International career
- Years: Team / Apps / (Points)
- 1958: Australia / 1 / (0)

= Thomas Baxter (rugby union) =

Thomas Baxter OAM (28 April 1935 — 4 August 2019) was an Australian engineer and rugby union international.

A native of Brisbane, Baxter attended Brisbane Grammar School and the University of Queensland.

Baxter, a utility back, played for the University of Queensland Rugby Club and was a Queensland state representative.
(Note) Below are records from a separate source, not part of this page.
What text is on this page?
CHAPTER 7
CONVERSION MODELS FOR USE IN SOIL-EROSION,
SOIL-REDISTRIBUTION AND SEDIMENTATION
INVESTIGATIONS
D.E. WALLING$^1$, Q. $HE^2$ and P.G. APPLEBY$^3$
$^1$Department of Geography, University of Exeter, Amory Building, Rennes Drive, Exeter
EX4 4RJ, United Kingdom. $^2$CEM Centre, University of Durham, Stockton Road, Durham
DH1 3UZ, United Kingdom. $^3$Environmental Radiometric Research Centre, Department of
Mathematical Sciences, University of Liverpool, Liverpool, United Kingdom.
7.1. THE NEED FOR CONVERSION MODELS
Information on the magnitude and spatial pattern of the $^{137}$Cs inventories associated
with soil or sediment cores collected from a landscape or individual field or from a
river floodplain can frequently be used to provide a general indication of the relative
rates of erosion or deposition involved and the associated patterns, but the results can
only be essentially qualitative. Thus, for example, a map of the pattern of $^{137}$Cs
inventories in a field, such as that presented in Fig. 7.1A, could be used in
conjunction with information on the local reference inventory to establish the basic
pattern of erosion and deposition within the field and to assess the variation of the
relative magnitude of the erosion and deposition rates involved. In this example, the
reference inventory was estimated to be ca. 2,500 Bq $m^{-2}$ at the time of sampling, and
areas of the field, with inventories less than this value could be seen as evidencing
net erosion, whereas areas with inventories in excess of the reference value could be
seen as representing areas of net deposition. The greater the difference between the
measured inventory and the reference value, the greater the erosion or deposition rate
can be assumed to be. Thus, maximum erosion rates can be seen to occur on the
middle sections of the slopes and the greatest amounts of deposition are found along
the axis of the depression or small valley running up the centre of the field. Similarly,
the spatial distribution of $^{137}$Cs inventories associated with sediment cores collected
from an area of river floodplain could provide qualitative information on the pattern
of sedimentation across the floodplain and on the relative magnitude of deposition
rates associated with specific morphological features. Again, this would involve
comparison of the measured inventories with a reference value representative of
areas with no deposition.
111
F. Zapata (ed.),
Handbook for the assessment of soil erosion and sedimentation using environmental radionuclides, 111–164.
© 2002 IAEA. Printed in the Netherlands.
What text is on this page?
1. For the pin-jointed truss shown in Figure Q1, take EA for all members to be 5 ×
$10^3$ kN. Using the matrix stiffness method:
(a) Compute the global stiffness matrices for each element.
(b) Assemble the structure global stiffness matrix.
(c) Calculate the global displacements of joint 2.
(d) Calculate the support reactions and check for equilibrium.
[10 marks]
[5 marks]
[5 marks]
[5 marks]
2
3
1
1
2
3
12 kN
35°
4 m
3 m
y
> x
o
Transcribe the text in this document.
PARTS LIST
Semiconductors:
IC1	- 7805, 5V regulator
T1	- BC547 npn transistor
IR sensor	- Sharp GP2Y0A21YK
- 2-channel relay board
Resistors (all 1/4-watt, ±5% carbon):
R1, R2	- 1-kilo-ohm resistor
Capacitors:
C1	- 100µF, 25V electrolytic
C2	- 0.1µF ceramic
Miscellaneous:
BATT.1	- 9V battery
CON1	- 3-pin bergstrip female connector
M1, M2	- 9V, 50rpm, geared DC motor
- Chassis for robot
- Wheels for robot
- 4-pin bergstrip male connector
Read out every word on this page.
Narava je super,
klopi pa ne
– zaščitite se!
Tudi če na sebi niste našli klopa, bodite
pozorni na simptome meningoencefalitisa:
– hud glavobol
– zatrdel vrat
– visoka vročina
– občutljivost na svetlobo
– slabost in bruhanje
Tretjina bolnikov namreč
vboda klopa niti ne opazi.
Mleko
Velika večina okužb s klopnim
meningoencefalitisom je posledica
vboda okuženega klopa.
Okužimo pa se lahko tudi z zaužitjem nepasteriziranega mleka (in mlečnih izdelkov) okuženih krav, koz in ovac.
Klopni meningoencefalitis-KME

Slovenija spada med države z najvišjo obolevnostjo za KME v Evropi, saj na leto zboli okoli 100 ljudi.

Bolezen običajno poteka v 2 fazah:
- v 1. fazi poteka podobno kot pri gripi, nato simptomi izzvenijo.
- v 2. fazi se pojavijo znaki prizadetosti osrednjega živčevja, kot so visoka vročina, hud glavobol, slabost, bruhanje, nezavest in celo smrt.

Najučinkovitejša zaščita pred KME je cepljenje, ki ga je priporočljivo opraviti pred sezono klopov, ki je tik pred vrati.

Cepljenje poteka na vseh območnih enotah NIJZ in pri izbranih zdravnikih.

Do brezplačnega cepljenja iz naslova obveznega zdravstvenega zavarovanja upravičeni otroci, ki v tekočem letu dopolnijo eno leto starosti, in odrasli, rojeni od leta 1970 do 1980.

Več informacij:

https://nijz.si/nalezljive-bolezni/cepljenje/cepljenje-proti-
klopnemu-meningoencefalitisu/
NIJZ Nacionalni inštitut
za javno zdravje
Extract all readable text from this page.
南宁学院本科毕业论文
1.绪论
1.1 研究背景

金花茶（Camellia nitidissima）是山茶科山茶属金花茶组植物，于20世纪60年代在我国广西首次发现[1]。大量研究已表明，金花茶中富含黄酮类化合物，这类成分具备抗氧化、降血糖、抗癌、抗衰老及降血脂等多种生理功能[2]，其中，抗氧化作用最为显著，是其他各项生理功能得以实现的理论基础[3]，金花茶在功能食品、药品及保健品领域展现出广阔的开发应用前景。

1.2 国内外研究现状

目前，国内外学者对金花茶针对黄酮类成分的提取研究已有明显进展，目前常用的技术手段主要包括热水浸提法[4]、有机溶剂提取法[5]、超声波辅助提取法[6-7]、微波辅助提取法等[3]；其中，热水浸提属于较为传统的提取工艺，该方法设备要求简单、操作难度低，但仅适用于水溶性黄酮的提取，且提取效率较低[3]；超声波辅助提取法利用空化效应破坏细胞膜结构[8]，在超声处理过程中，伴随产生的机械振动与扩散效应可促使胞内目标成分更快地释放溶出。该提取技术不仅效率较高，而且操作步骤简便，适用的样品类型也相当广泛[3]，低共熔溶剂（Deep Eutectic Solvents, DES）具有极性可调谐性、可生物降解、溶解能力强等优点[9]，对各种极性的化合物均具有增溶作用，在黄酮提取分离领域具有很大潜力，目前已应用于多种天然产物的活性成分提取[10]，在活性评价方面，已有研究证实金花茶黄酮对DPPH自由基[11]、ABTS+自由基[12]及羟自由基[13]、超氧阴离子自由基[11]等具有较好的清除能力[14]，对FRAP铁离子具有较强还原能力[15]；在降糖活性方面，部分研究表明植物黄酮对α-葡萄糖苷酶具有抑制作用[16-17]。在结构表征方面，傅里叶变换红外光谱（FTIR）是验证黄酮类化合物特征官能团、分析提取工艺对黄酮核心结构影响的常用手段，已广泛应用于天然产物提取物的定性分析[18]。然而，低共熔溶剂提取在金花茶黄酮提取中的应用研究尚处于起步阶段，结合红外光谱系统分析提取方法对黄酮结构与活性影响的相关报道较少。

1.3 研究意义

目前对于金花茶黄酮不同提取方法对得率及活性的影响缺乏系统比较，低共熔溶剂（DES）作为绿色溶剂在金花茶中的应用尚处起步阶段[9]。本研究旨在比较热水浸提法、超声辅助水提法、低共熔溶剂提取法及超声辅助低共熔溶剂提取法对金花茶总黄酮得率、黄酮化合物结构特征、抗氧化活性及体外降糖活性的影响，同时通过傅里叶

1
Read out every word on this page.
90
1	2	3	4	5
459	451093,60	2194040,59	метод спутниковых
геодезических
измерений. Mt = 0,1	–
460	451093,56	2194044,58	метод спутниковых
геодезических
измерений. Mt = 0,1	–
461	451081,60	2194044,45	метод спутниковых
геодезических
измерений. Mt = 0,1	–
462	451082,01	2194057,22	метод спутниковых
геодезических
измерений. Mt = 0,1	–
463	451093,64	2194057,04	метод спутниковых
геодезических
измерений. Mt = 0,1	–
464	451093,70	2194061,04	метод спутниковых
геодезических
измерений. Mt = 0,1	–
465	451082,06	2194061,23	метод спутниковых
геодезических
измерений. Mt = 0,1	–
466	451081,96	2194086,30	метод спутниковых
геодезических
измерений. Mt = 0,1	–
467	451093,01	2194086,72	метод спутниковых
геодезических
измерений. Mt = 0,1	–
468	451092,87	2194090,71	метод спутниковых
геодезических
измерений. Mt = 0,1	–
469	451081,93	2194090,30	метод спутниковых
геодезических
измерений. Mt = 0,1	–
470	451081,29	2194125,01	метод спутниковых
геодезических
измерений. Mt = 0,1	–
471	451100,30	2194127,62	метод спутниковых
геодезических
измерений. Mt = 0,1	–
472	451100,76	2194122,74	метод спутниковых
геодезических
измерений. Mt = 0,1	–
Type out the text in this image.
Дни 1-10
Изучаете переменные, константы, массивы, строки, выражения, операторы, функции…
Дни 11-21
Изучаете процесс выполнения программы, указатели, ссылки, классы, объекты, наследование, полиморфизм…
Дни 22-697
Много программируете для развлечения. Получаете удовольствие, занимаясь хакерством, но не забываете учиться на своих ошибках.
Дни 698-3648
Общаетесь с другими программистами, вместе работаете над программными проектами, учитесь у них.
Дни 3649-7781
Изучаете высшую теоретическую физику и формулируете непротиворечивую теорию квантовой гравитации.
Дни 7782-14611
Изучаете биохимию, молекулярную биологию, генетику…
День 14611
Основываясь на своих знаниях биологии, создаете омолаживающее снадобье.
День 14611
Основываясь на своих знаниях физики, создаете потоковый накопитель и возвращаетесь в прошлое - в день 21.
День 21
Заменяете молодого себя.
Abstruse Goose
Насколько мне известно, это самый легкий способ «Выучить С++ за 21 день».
In 1958, Baxter gained a Wallabies call up for the tour of New Zealand, which included a three Test series against the All Blacks. After missing selection for the first two Tests, he was a last minute replacement for the injured Danny Kay to line up at outside centre for the 3rd Test at Alexandra Park, Auckland, attaining his solitary Wallabies cap.

Having been awarded a Rhodes Scholarship, Baxter left Australia in 1958 to study at Oxford University. He twice received rugby blues and played some rugby with London club Blackheath.

A noted engineer, Baxter helped develop the Port of Brisbane strategic plan, going on to serve on the board between 1996 and 1999. He was also President of the Queensland Division Committee of Engineers Australia in the 1990s.

Baxter was honoured with the Medal of the Order of Australia (OAM) in the 2012 Australia Day list for "service to engineering through executive roles, and to the community".